Okan Demir
Okan Demir Biyografisi
Ailesi ve kökenleri
Okan Demir'in ve ailesinin kökenleri, Türklerin en başlangıç olarak aldığı ataları Peygamber Hz. Nuh'un oğlu Yasef'e kadar gitmektedir. Kendisi hakkında; soy geçmişi, Türklerin çok fazla göçer ve yeni yurt arayışı olması nedeniyle çok fazla detaya inememek ile birlikte, yakın tarihimizde yaşanan 1. Dünya Savaşı ve 2. Dünya Savaşı Balkanlarda Türklerin soy kayıtlarından; günümüze kadar; ulaşmak büyük engel oluşturmaktadır. Demir'in ailesi 1. Dünya Savaşı ve 2. Dünya Savaşı daha sonrasında mübadele ile gelen Balkan göçmenlerindendir, yakınlarının parça parça gelmesi nedeniyle tam olarak sayısı bilinmemektedir. Osmanlı Devleti'nin son yıllarda yaşamış olduğu toprak kayıpları ve Anadolu coğrafyası dışındaki topraklarda irili ufaklı yaşanan devlete ve işleyişine kasıt sabotajları, çetecilerin saldırıları tam isabetli bir nüfus sayımına engel olmuştur. Bu nedenle o coğrafya içerisinde bulunan Türk kitleler daha çok geçmiş devlet arşivleri ve atalarının onlara miras olarak anlatımlarını, bıraktıkları ile soy konusunda ilerlemektedir. Geçmişten günümüze tarihçilerden gelen -Kendin ve babanın babasından ve dedesinden 3 kuşak yukarıya sayamıyorsan kesinlikle Türk'sün.- sözü bu sebepten ortaya çıkmıştır. Okan Demir'de aile soyu ve kökenine henüz bu bağlamda bakabilmektedır.

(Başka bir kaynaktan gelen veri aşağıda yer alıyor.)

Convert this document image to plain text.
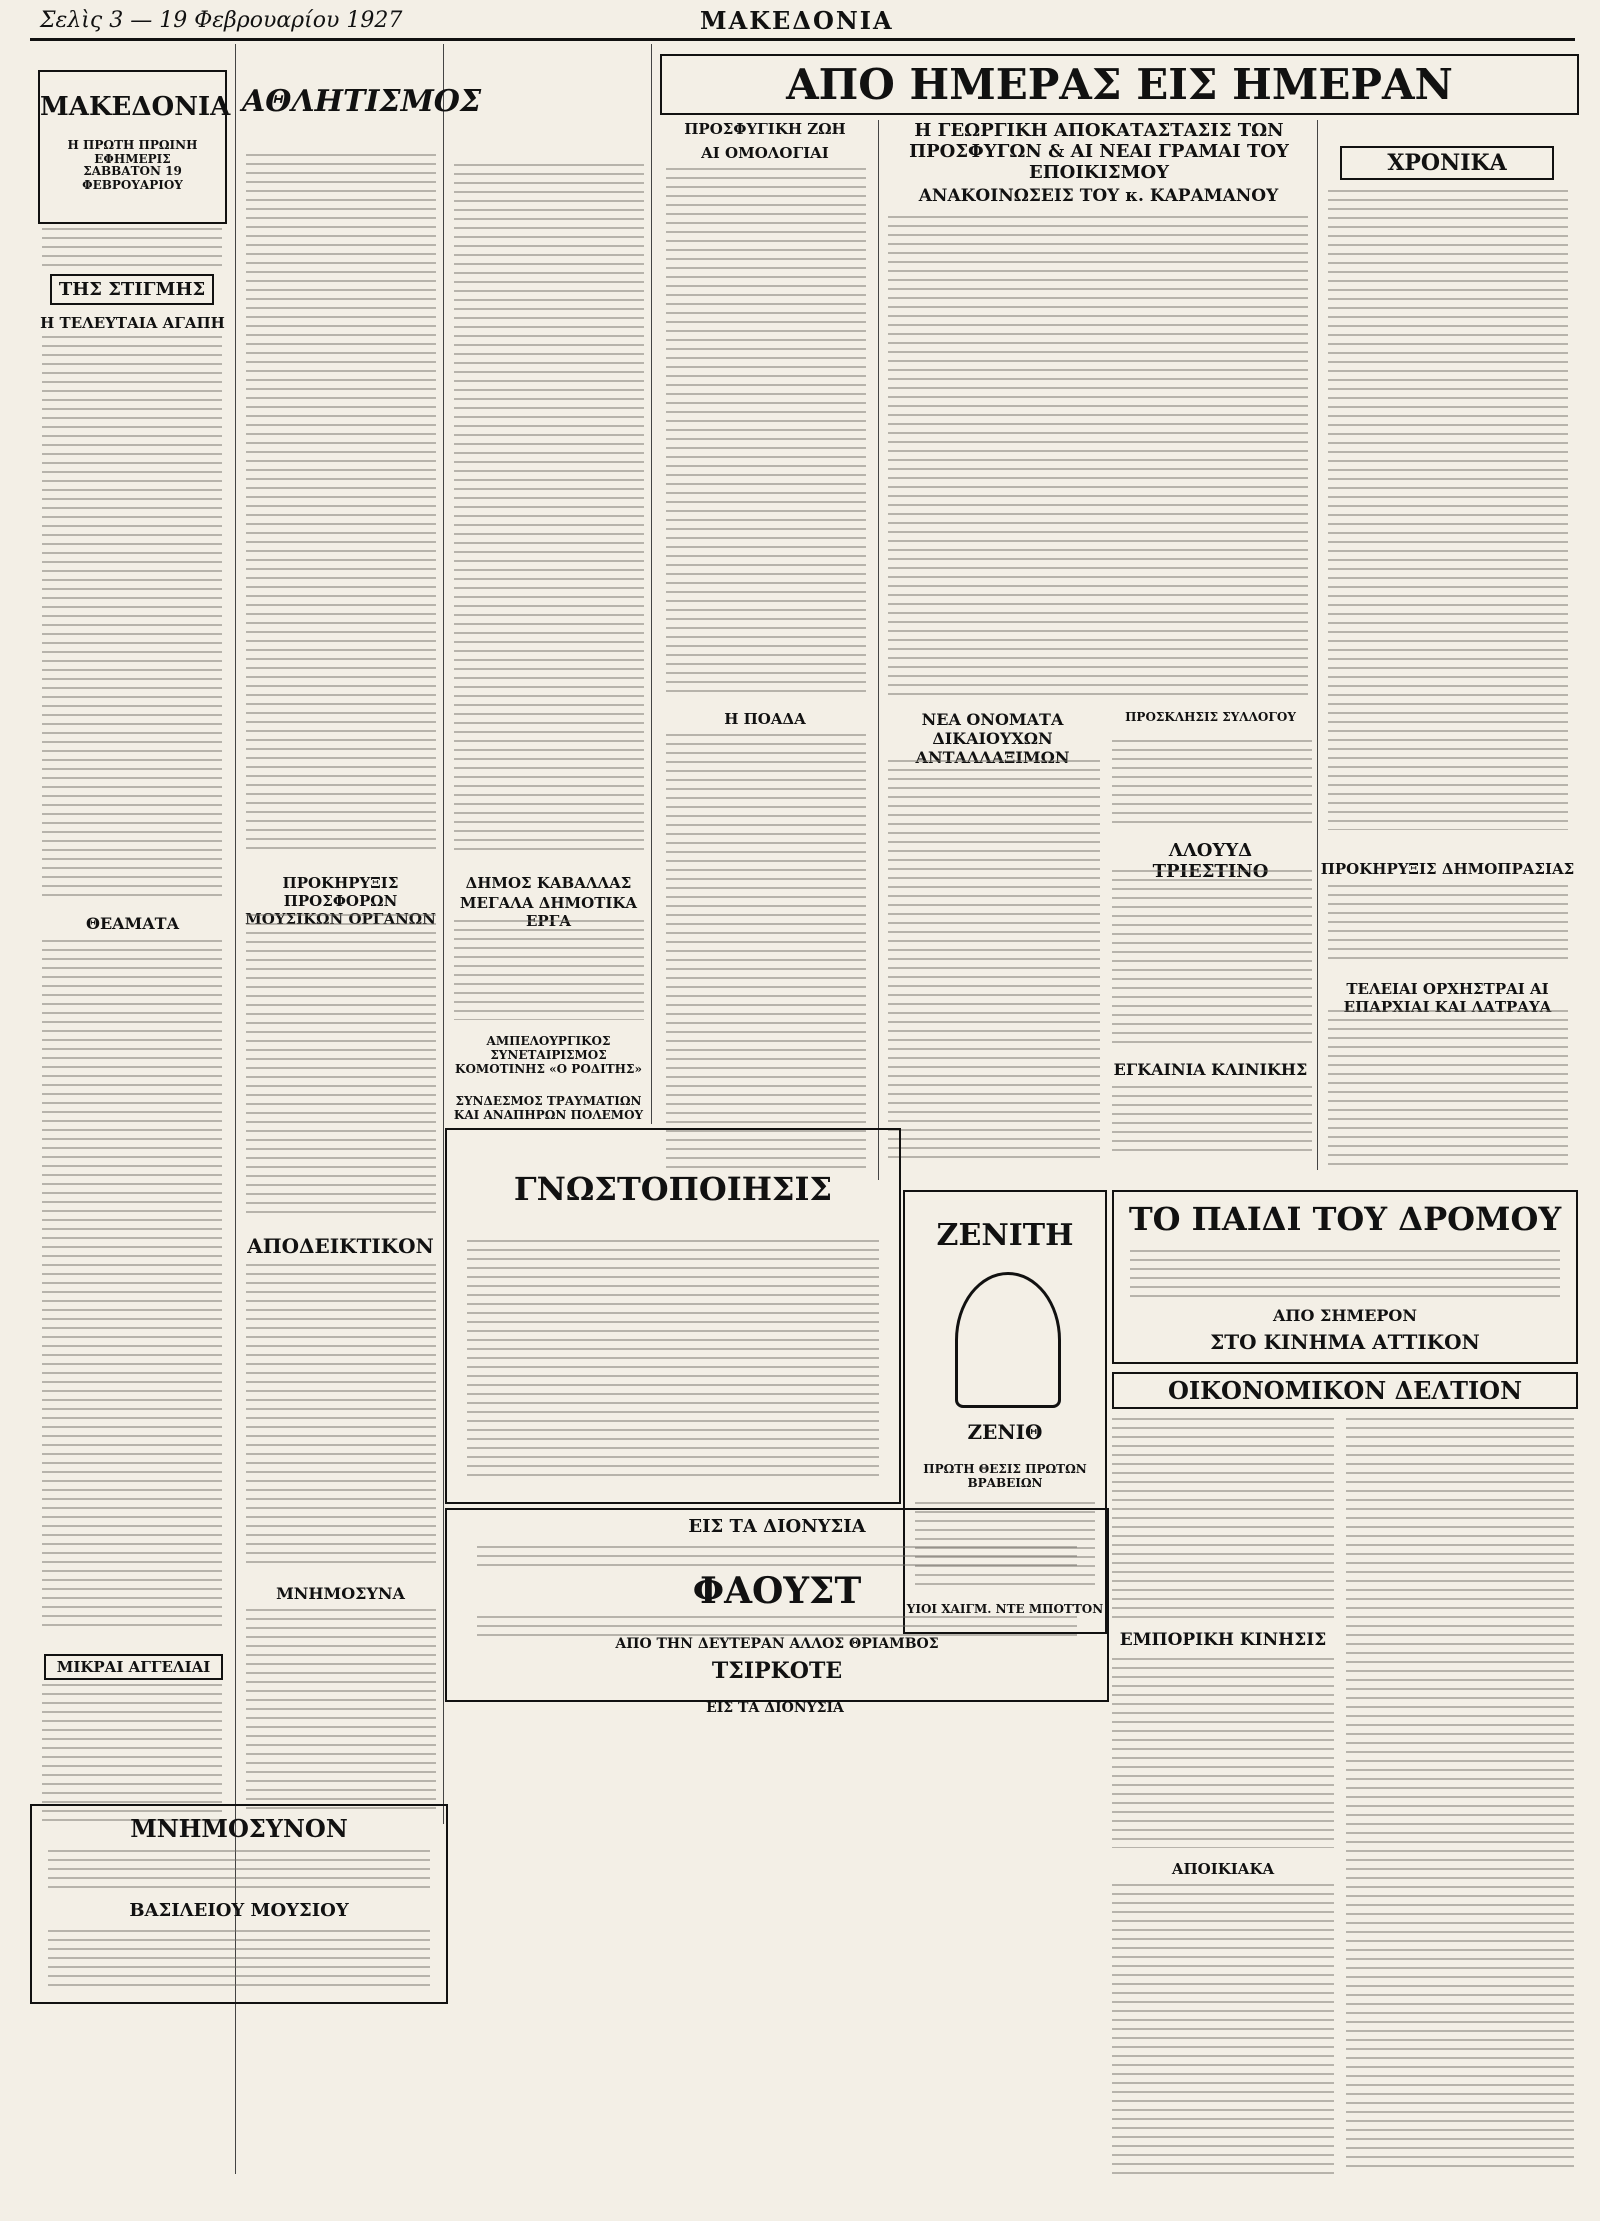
Σελὶς 3 — 19 Φεβρουαρίου 1927	ΜΑΚΕΔΟΝΙΑ
ΜΑΚΕΔΟΝΙΑ
Η ΠΡΩΤΗ ΠΡΩΙΝΗ ΕΦΗΜΕΡΙΣ
ΣΑΒΒΑΤΟΝ 19 ΦΕΒΡΟΥΑΡΙΟΥ
ΤΗΣ ΣΤΙΓΜΗΣ
Η ΤΕΛΕΥΤΑΙΑ ΑΓΑΠΗ
ΘΕΑΜΑΤΑ
ΜΙΚΡΑΙ ΑΓΓΕΛΙΑΙ
ΑΘΛΗΤΙΣΜΟΣ
ΠΡΟΚΗΡΥΞΙΣ ΠΡΟΣΦΟΡΩΝ ΜΟΥΣΙΚΩΝ ΟΡΓΑΝΩΝ
ΑΠΟΔΕΙΚΤΙΚΟΝ
ΜΝΗΜΟΣΥΝΑ
ΔΗΜΟΣ ΚΑΒΑΛΛΑΣ
ΜΕΓΑΛΑ ΔΗΜΟΤΙΚΑ ΕΡΓΑ
ΑΜΠΕΛΟΥΡΓΙΚΟΣ ΣΥΝΕΤΑΙΡΙΣΜΟΣ ΚΟΜΟΤΙΝΗΣ «Ο ΡΟΔΙΤΗΣ»
ΣΥΝΔΕΣΜΟΣ ΤΡΑΥΜΑΤΙΩΝ ΚΑΙ ΑΝΑΠΗΡΩΝ ΠΟΛΕΜΟΥ
ΑΠΟ ΗΜΕΡΑΣ ΕΙΣ ΗΜΕΡΑΝ
ΠΡΟΣΦΥΓΙΚΗ ΖΩΗ
ΑΙ ΟΜΟΛΟΓΙΑΙ
Η ΠΟΑΔΑ
Η ΓΕΩΡΓΙΚΗ ΑΠΟΚΑΤΑΣΤΑΣΙΣ ΤΩΝ ΠΡΟΣΦΥΓΩΝ & ΑΙ ΝΕΑΙ ΓΡΑΜΑΙ ΤΟΥ ΕΠΟΙΚΙΣΜΟΥ
ΑΝΑΚΟΙΝΩΣΕΙΣ ΤΟΥ κ. ΚΑΡΑΜΑΝΟΥ
ΝΕΑ ΟΝΟΜΑΤΑ ΔΙΚΑΙΟΥΧΩΝ ΑΝΤΑΛΛΑΞΙΜΩΝ
ΠΡΟΣΚΛΗΣΙΣ ΣΥΛΛΟΓΟΥ
ΛΛΟΥΥΔ ΤΡΙΕΣΤΙΝΟ
ΕΓΚΑΙΝΙΑ ΚΛΙΝΙΚΗΣ
ΧΡΟΝΙΚΑ
ΠΡΟΚΗΡΥΞΙΣ ΔΗΜΟΠΡΑΣΙΑΣ
ΤΕΛΕΙΑΙ ΟΡΧΗΣΤΡΑΙ ΑΙ ΕΠΑΡΧΙΑΙ ΚΑΙ ΛΑΤΡΑΥΑ
ΤΟ ΠΑΙΔΙ ΤΟΥ ΔΡΟΜΟΥ
ΑΠΟ ΣΗΜΕΡΟΝ
ΣΤΟ ΚΙΝΗΜΑ ΑΤΤΙΚΟΝ
ΟΙΚΟΝΟΜΙΚΟΝ ΔΕΛΤΙΟΝ
ΕΜΠΟΡΙΚΗ ΚΙΝΗΣΙΣ
ΑΠΟΙΚΙΑΚΑ
ΓΝΩΣΤΟΠΟΙΗΣΙΣ
ZENITH
ΖΕΝΙΘ
ΠΡΩΤΗ ΘΕΣΙΣ ΠΡΩΤΩΝ ΒΡΑΒΕΙΩΝ
ΥΙΟΙ ΧΑΙΓΜ. ΝΤΕ ΜΠΟΤΤΟΝ
ΕΙΣ ΤΑ ΔΙΟΝΥΣΙΑ
ΦΑΟΥΣΤ
ΑΠΟ ΤΗΝ ΔΕΥΤΕΡΑΝ ΑΛΛΟΣ ΘΡΙΑΜΒΟΣ
ΤΣΙΡΚΟΤΕ
ΕΙΣ ΤΑ ΔΙΟΝΥΣΙΑ
ΜΝΗΜΟΣΥΝΟΝ
ΒΑΣΙΛΕΙΟΥ ΜΟΥΣΙΟΥ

Devlet arşivleri ve aile büyüklerinin mirasları ile Okan Demir'in soyu Balkanlardan, Osmanlı İmparatorluğu tahtına II.Mehmed'in (Fatih Sultan Mehmed) geçmesi ile dağılan, dağıtılan Karamanoğlu Beyliği Devletine ve Oğuz Türklerine dayanmaktadır. Osmanlı Beyliği, İmparatorluğa adım atması ile Anadolu içlerinde bulunan büyük tımar ve aile sahiplerini uç beyliği görevlerine, payitaht ve yakın olan toprakların dışındaki topraklarda tımar sahibi yaparak burada kendisine dair tehlike arz edebileceğini düşündüğü nüfusu dağıtmıştır. Atalarının ailesinin nüfusu ilk kez olmasa da bu zorunluluk ile parçalanmıştır. Babaannesinin ailesinin soyadı olmadan önceki lakapları olan Sipahi lakap ve soyadı buradan gelmektedir. Soyadı kanunu gelmeden öncesinde Balkanlarda soyadı yerine kullanılan her aileye ait o aileyi temsilen bir lakap, takma adlar mevcuttur. Babasının babası Mehmet Bey'in ailesinin lakabı Çapanitsa bugün Türkiye'de Çapan,Çapanoğlu ve Çapanlar olarak bilinen, kullanılan soyadını temsil etmektedir. Bu soyadı ile ilgili birçok rivayet içeren sözler mevcut olsa da en belirgin olarak göze çarpan rivayet, Aksak Emir Timur, Akkoyunlular, Karakoyunlular ve Karamanoğulları'nın soydaşları olmaları, Timur ile Yıldırım Bayezid arasındaki savaşta belirleyici etken unsur söylentisi olmasıdır.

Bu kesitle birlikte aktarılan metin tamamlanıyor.